Garcia-Manero Guillermo, Santini Valeria, Zeidan Amer M, Komrokji Rami S, Pozharskaya Veronika, Rose Shelonitda, Keeperman Karen, Lai Yinzhi, Kalsekar Sameer, Aggarwal Barkha, Miteva Dimana, Valcárcel David, Fenaux Pierre, Shortt Jake, Della Porta Matteo Giovanni, Platzbecker Uwe
MD Anderson Cancer Center, Houston, TX, USA.
MDS Unit, DMSC, University of Florence, AOUC, Florence, Italy.
Adv Ther. 2025 May 16. doi: 10.1007/s12325-025-03208-5.

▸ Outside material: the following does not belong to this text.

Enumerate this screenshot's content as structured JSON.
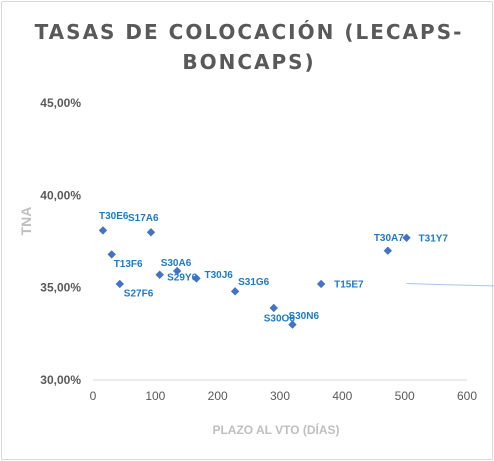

The efficacy of erythropoiesis-stimulating agents (ESAs) for transfusion-dependent (TD) anemia in lower-risk myelodysplastic syndromes (LR-MDS) is limited. Luspatercept achieved significantly greater rates of red blood cell (RBC) transfusion independence (TI) versus epoetin alfa (an ESA) in the phase 3 COMMANDS trial. This analysis assessed long-term RBC-TI, cumulative response, and safety with luspatercept in COMMANDS.
Eligible patients aged ≥ 18 years, with ESA-naive, RBC TD LR-MDS were randomized 1:1 to receive luspatercept (1.0 mg/kg, titration to 1.75 mg/kg permitted) or epoetin alfa (450 IU/kg, titration to 1050 IU/kg). Disease assessment was carried out at week 24 (day 169) and every 24 weeks thereafter. Treatment continued until disease progression, lack of clinical benefit, unacceptable toxicity, or consent withdrawal.
At data cutoff (September 22, 2023; median follow-up: luspatercept 21.4 months, epoetin alfa 20.3 months), a greater proportion of patients treated with luspatercept (n = 182) versus epoetin alfa (n = 181) achieved a longest single RBC-TI period ≥ 1 year (44.5% vs. 27.6%; P = 0.0003) and ≥ 1.5 years (30.2% vs. 13.8%; P < 0.0001). Higher rates of RBC-TI ≥ 1.5 years with luspatercept over epoetin alfa were consistent across all prespecified subgroups, including patients with ring sideroblast-negative status and low baseline serum erythropoietin. Longer cumulative RBC-TI response [sum of all durations of RBC-TI for ≥ 12 weeks; week 1 to end of treatment (95% CI)] was observed with luspatercept [154.7 weeks (118.4-NR)] versus epoetin alfa [91.1 weeks (73.1-123.9)]. Rates of treatment-emergent adverse events, including asthenia and hypertension, generally decreased over time in both arms. Progression rates to high-risk MDS and acute myeloid leukemia were similarly low (< 5%) in both treatment arms.
These data demonstrated sustained, durable clinical benefit across subgroups and support luspatercept as the treatment of choice for anemia in patients with LR-MDS who are TD and ESA-naive.
NCT03682536.
促红细胞生成素(ESA)对低危骨髓增生异常综合征(LR-MDS)中依赖输血的(TD)贫血的疗效有限。在3期COMMANDS试验中,与促红细胞生成素α(一种ESA)相比,罗特西普实现红细胞(RBC)输血独立(TI)的比例显著更高。该分析评估了COMMANDS试验中罗特西普的长期RBC-TI、累积反应和安全性。
年龄≥18岁、未使用过ESA、RBC TD的LR-MDS合格患者按1:1随机分组,接受罗特西普(1.0mg/kg,允许滴定至1.75mg/kg)或促红细胞生成素α(450IU/kg,滴定至1050IU/kg)。在第24周(第169天)及之后每24周进行疾病评估。治疗持续至疾病进展、缺乏临床获益、出现不可接受的毒性或患者撤回同意书。
在数据截止时(2023年9月22日;中位随访时间:罗特西普组21.4个月,促红细胞生成素α组20.3个月),与促红细胞生成素α组(n = 181)相比,接受罗特西普治疗的患者(n = 182)中更长单次RBC-TI期≥1年(44.5%对27.6%;P = 0.0003)和≥1.5年(30.2%对13.8%;P < 0.0001)的比例更高。在所有预先指定的亚组中,包括环形铁粒幼细胞阴性状态和低基线血清促红细胞生成素的患者,罗特西普组RBC-TI≥1.5年的发生率均高于促红细胞生成素α组。与促红细胞生成素α组[91.1周(73.1 - 123.9)]相比,罗特西普组观察到更长的累积RBC-TI反应[RBC-TI持续≥12周的所有时长之和;第1周治疗结束(95%CI)][154.7周(118.4 - NR)]。包括乏力和高血压在内的治疗中出现的不良事件发生率在两组中一般随时间下降。两个治疗组进展为高危MDS和急性髓系白血病的发生率同样较低(<5%)。
这些数据表明罗特西普在各亚组中均具有持续、持久的临床获益,并支持罗特西普作为TD且未使用过ESA的LR-MDS患者贫血的首选治疗药物。